Lovelock angered climate scientists in the 1960s when he announced his Gaia theory of a living planet, which theorizes that the earth is an individual, self-sustaining organism. His theory is now widely accepted, but now Lovelock claims the planet has a built-in fever that cannot be controlled by environmental efforts. Consequently, the planet may only be able to support a 10 percent of its 6-billion-strong population.
"We are not all doomed," Lovelock said in a news conference. "An awful lot of people will die, but I don't see the species dying out.
"A hot earth couldn't support much over 500 million," he added. "Almost all of the systems that have been looked at are in positive feedback ... and soon those effects will be larger than any of the effects of carbon dioxide emissions from industry and so on around the world."
The built-in warming is nothing new for the planet, according to Lovelock. While addressing the Institution of Chemical Engineers in London, he said that such dramatic climate changes had happened at least seven times already.
"In the change from the last Ice Age to now we lost land equivalent to the continent of Africa beneath the sea," he said. "We are facing things just as bad or worse than that during this century.
"There are refuges, plenty of them. 55 million years ago ... life moved up to the Arctic, stayed there during the course of it and then moved back again as things improved. I fear that this is what we may have to do."

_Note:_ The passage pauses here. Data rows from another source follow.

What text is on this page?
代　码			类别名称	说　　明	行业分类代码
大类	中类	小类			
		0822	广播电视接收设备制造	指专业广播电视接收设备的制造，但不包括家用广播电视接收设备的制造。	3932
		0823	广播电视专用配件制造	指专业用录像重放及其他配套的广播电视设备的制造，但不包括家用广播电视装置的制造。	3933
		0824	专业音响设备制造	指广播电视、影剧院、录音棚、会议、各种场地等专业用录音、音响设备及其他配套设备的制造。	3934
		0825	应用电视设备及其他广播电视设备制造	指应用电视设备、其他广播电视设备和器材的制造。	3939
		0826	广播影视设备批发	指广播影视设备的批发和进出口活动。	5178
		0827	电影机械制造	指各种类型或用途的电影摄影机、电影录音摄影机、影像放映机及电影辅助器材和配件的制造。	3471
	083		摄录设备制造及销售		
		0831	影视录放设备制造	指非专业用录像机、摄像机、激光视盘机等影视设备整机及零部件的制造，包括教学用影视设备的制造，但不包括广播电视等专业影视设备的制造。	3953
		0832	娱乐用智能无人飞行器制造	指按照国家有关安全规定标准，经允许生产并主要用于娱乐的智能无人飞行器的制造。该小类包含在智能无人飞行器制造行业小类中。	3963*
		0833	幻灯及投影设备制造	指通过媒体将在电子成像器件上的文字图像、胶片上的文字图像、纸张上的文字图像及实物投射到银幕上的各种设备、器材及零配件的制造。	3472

Despite the pessimism of his theory, Lovelock does not discount global warming and still feels that current attitudes and abuses of the planet will have an environmental consequence. He feels that the United States' rejection of the carbon-emission-cutting Kyoto Protocol is based on the mistaken notion that a technological solution can be found for global warming, and noted that India and China's surging economies are not helping. China, he said, is building one coal-burning power station every week.
However, neither country can afford to stop using carbon-emitting technologies to try to free their populations from pervert -- such a move could spark a revolution -- but the continuation of the efforts stands to kill plant life and bring about famine, Lovelock said.
"If climate change goes on course ... I can't see China being able to produce enough food by the middle of the century to support its people," he said. "They will have to move somewhere and Siberia is empty and it will be warmer then."